Someone asked me how my blog and newspaper column came to be titled "Bleachers Brew". It's like this, it's an amalgam of sorts of two things: The bleachers area in the stadium/arena where I used to sit when I would watch baseball, football, and basketball games and Miles Davis' great jazz album Bitches Brew. That's how it got culled together. I originally planned on calling it "The View from the Big Chair" that is a nod to Tears For Fear's second album, Songs from the Big Chair. So there.

Friday, December 18, 2009

On Pacquiao-Cotto 24/7

I only watched the Pacquiao-Cotto 24/7 today. Like the previous HBO four-part series with Pacman and Oscar de la Hoya and Ricky Hatton, I immensely enjoyed the reality mini-series.

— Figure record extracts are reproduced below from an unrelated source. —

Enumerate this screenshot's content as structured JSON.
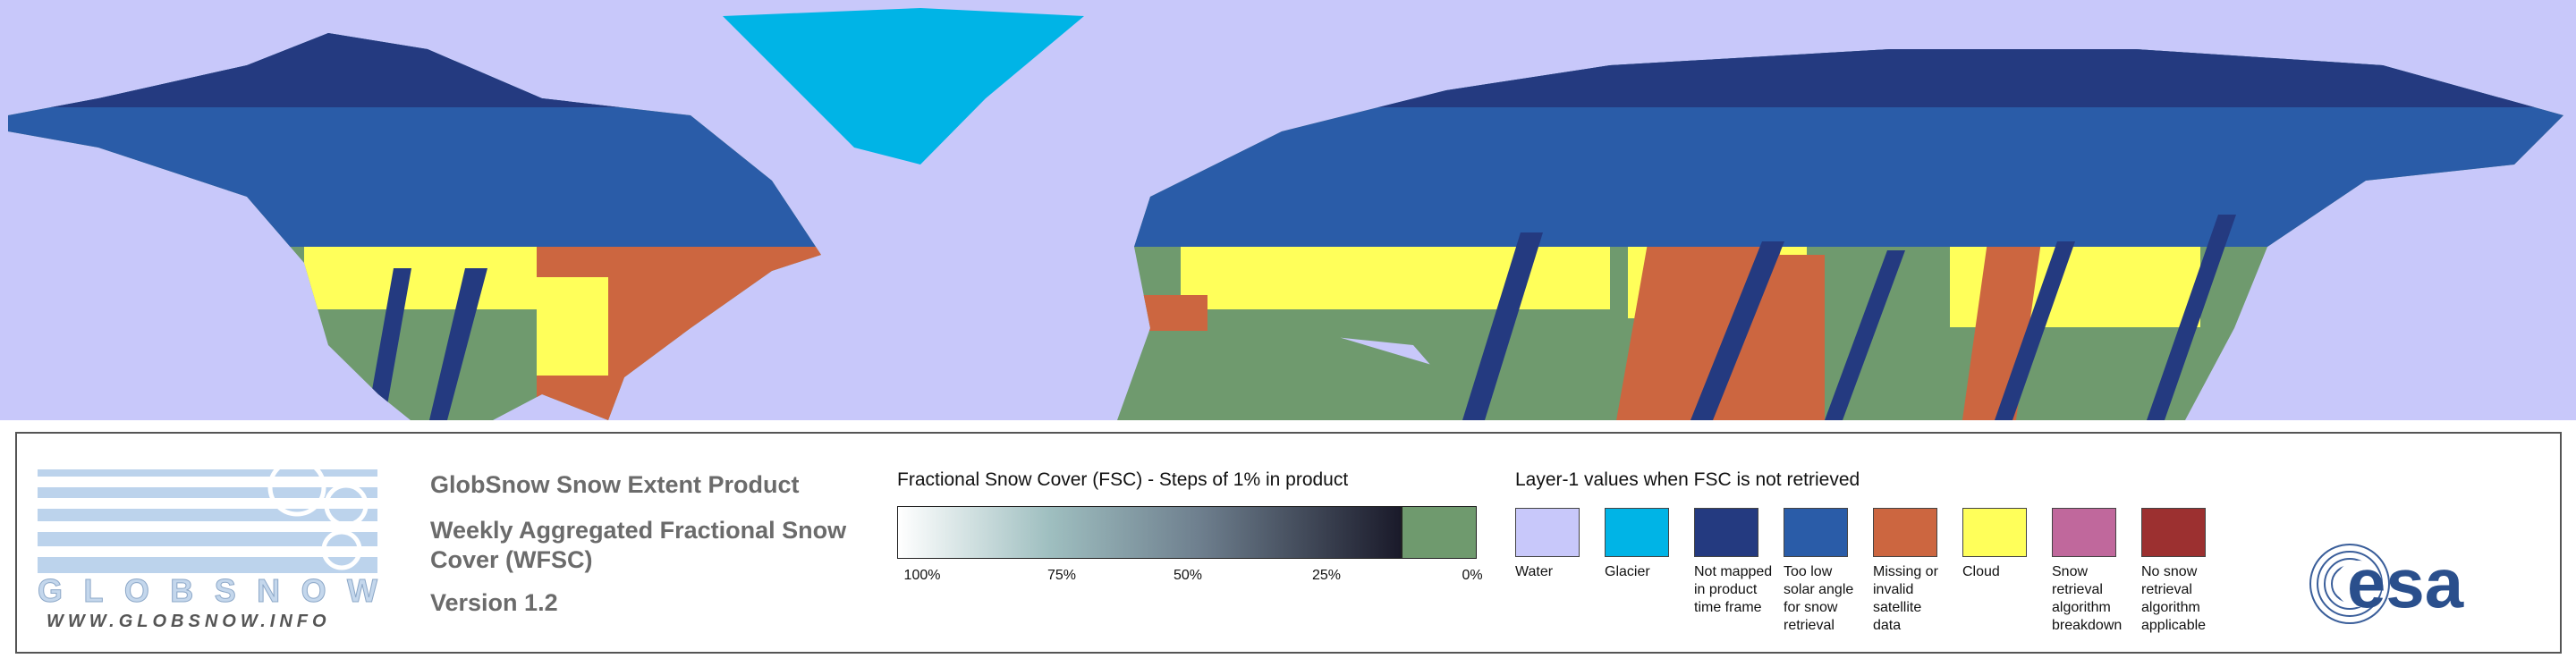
{
  "product": {
    "title": "GlobSnow Snow Extent Product",
    "subtitle": "Weekly Aggregated Fractional Snow Cover (WFSC)",
    "version": "Version 1.2"
  },
  "logo": {
    "name": "GLOBSNOW",
    "url": "WWW.GLOBSNOW.INFO"
  },
  "agency": "esa",
  "fsc_legend": {
    "title": "Fractional Snow Cover (FSC) - Steps of 1% in product",
    "ticks": [
      "100%",
      "75%",
      "50%",
      "25%",
      "0%"
    ]
  },
  "layer1_legend": {
    "title": "Layer-1 values when FSC is not retrieved",
    "items": [
      {
        "label": "Water",
        "color": "#c8c8fa"
      },
      {
        "label": "Glacier",
        "color": "#00b4e6"
      },
      {
        "label": "Not mapped in product time frame",
        "color": "#243a80"
      },
      {
        "label": "Too low solar angle for snow retrieval",
        "color": "#2a5ca8"
      },
      {
        "label": "Missing or invalid satellite data",
        "color": "#cc6640"
      },
      {
        "label": "Cloud",
        "color": "#ffff5a"
      },
      {
        "label": "Snow retrieval algorithm breakdown",
        "color": "#c0689c"
      },
      {
        "label": "No snow retrieval algorithm applicable",
        "color": "#9c3030"
      }
    ]
  }
}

I am not one to read fora for comments and opinions by those without the balls to use their real names but I did see the comments of some who thought that it didn’t do a good job of hyping the fight or that it was all bad acting.

If one equates hype with pre-fight trash talking then they probably never realized that it’s best to do your talking in fields of play.

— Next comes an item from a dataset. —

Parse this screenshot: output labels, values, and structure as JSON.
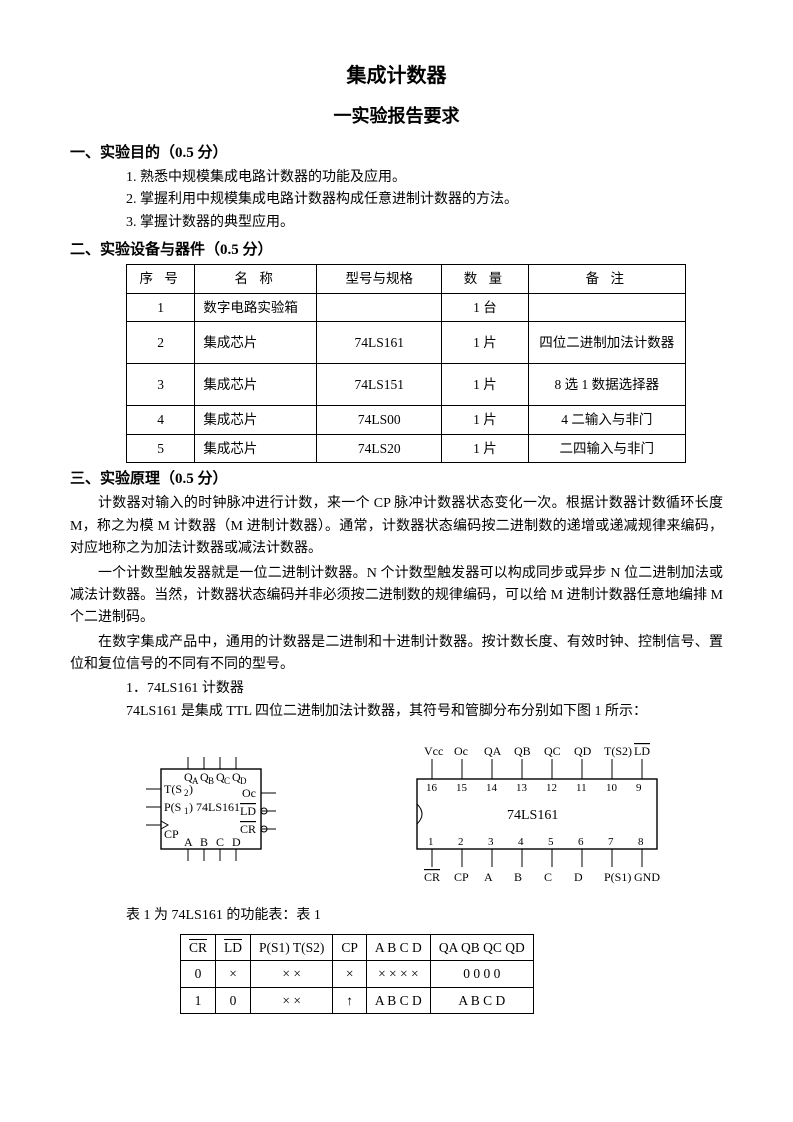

The 24/7 series offers a unique and revealing look into both fighters and their motivations without taking sides. And if there is name calling and taunting, you realize at the end of the series that they are not much different save they have more money than most of us.

I knew that Manny being up in Baguio during Typhoon Ondoy would tell on his training but what really transpired including the disagreements between Pacman and Freddie Roach were telling. I hated the cameos of PGMA and that doofus Manny Villar who should have known better than to interrupt training. The cameras were able to catch Pacquiao with that I’m-in-a-world-of-my-own-so-I-can-do-what-I-want look. And if only for the adversity in Manny’s camp, this was the most interesting portrayal to date (and Jinky was conspicuously absent in the feature; not even a mention).

And Manny is getting better at expressing himself in English. He seems more sure now of his way outside the rings as he is inside of it. While some may chalk that up to arrogance, I say it depends on how people perceive it.

Years ago, when tasked to write a piece about Manny for a Hong Kong newspaper, I was asked by my editor to sift through the disenchantment: whether he was difficult to talk to, whether he was a womanizer, and whether people liked him or not among others. I hotly contested the direction: what does that have to do with boxing? If I were Manny, why would I want to talk to people when everyone only wanted the money? Where were all these people when he was down on his luck? I decided not to take the assignment. It was a pointless and moronic direction. One need not go through that personal stuff to make a story interesting.

Cotto on the other hand, I felt for. I thought the inside story was just as fascinating maybe because I knew so little about him. The footage said more about him than any printed piece will all ever do for him.

But that’s why these documentaries are welcome and top notch. I previously said that of all the sports documentaries I’ve watched, the most compelling ones I’ve seen was that of the 1998 Chicago Bulls, the 2008 Redeem Team, and the 2003 film on Liverpool FC No Heart As Big. The 24/7 series works better on boxers because it allows for greater exploration and depth. And having said that, I’d love to see them do a 24/7 series on the UFC. But only something on the MMA’s biggest stars like Georges St. Pierre, BJ Penn, Brock Lesnar, Anderson Silva, or Randy Couture to name a few.

Back to Pacquiao-Cotto 24/7, the DVD is out locally for PhP 450 and it features the four-part HBO series and the fight itself. The running time of the series is just under two hours and it’s better than many movies out in theaters today. This would just look so cool in IMAX.